Sabina setzte sich an ihren Schreibtisch und blätterte noch einmal
durch das Dossier, das sie heute erhalten hatte. Sie hatte sämtliche
Stein-Indizien ans Kunsthistorische Institut der Universität Zürich geschickt;
heute war endlich ein ausführliches Gutachten gekommen.
Die Buchstaben waren aus wissenschaftlicher Sicht eindeutig vom
Bündner Sgraffitostil inspiriert, der sich seit dem 16. Jahrhundert von
Italien her nach Norden ausgebreitet hatte. Der von Sabina eher intuitiv
empfundene Bezug zu römischen Grabinschriften wurde nicht bestätigt, aber auch
nicht ausdrücklich verneint. Alles in allem schloss das Dossier mit dem
Hinweis, es handle sich bei den Buchstaben um eine kreative Eigenschöpfung, der
keine historischen Vorbilder entsprächen, die aber durchaus von
kunsthandwerklichem Geschick zeugten.
Sabina stand auf und ging zu Heini hinüber.
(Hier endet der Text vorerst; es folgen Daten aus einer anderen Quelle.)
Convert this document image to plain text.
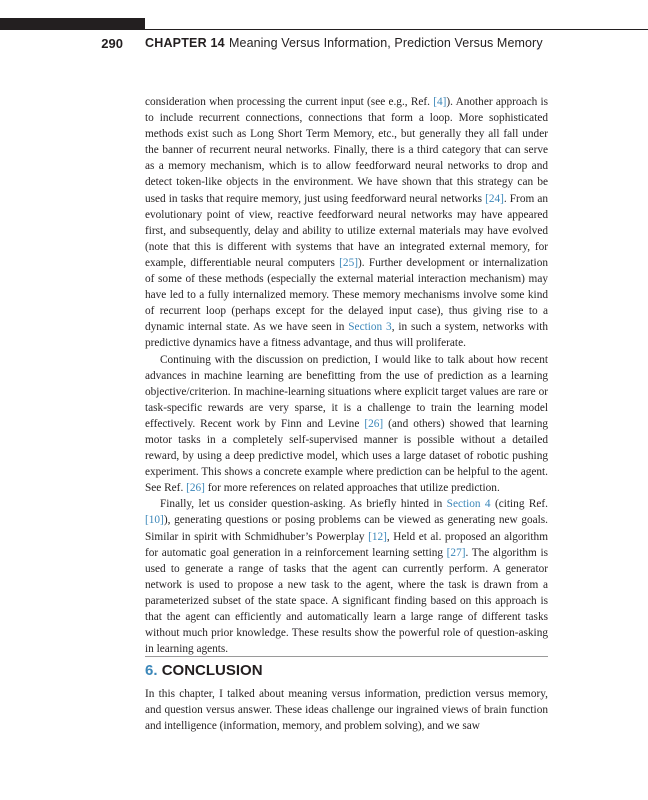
290 CHAPTER 14 Meaning Versus Information, Prediction Versus Memory

consideration when processing the current input (see e.g., Ref. [4]). Another approach is to include recurrent connections, connections that form a loop. More sophisticated methods exist such as Long Short Term Memory, etc., but generally they all fall under the banner of recurrent neural networks. Finally, there is a third category that can serve as a memory mechanism, which is to allow feedforward neural networks to drop and detect token-like objects in the environment. We have shown that this strategy can be used in tasks that require memory, just using feedforward neural networks [24]. From an evolutionary point of view, reactive feedforward neural networks may have appeared first, and subsequently, delay and ability to utilize external materials may have evolved (note that this is different with systems that have an integrated external memory, for example, differentiable neural computers [25]). Further development or internalization of some of these methods (especially the external material interaction mechanism) may have led to a fully internalized memory. These memory mechanisms involve some kind of recurrent loop (perhaps except for the delayed input case), thus giving rise to a dynamic internal state. As we have seen in Section 3, in such a system, networks with predictive dynamics have a fitness advantage, and thus will proliferate.

Continuing with the discussion on prediction, I would like to talk about how recent advances in machine learning are benefitting from the use of prediction as a learning objective/criterion. In machine-learning situations where explicit target values are rare or task-specific rewards are very sparse, it is a challenge to train the learning model effectively. Recent work by Finn and Levine [26] (and others) showed that learning motor tasks in a completely self-supervised manner is possible without a detailed reward, by using a deep predictive model, which uses a large dataset of robotic pushing experiment. This shows a concrete example where prediction can be helpful to the agent. See Ref. [26] for more references on related approaches that utilize prediction.

Finally, let us consider question-asking. As briefly hinted in Section 4 (citing Ref. [10]), generating questions or posing problems can be viewed as generating new goals. Similar in spirit with Schmidhuber’s Powerplay [12], Held et al. proposed an algorithm for automatic goal generation in a reinforcement learning setting [27]. The algorithm is used to generate a range of tasks that the agent can currently perform. A generator network is used to propose a new task to the agent, where the task is drawn from a parameterized subset of the state space. A significant finding based on this approach is that the agent can efficiently and automatically learn a large range of different tasks without much prior knowledge. These results show the powerful role of question-asking in learning agents.

6. CONCLUSION

In this chapter, I talked about meaning versus information, prediction versus memory, and question versus answer. These ideas challenge our ingrained views of brain function and intelligence (information, memory, and problem solving), and we saw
«Das bringt uns leider auch nicht wirklich weiter.» Sie legte ihm
das Dossier auf den Schreibtisch.
«Es ist wie so oft bei Vermisstenfällen», sagte er, «erst wird mit
riesigem Aufwand ermittelt, und dann versickert es langsam.»
«Aber was können wir noch tun?», fragte Sabina.
«Wir könnten die Worte und die Indizien veröffentlichen. Ich habe
das Gefühl, dass auch Spescha langsam darüber nachdenkt.»
«Hast du mit ihm darüber gesprochen?»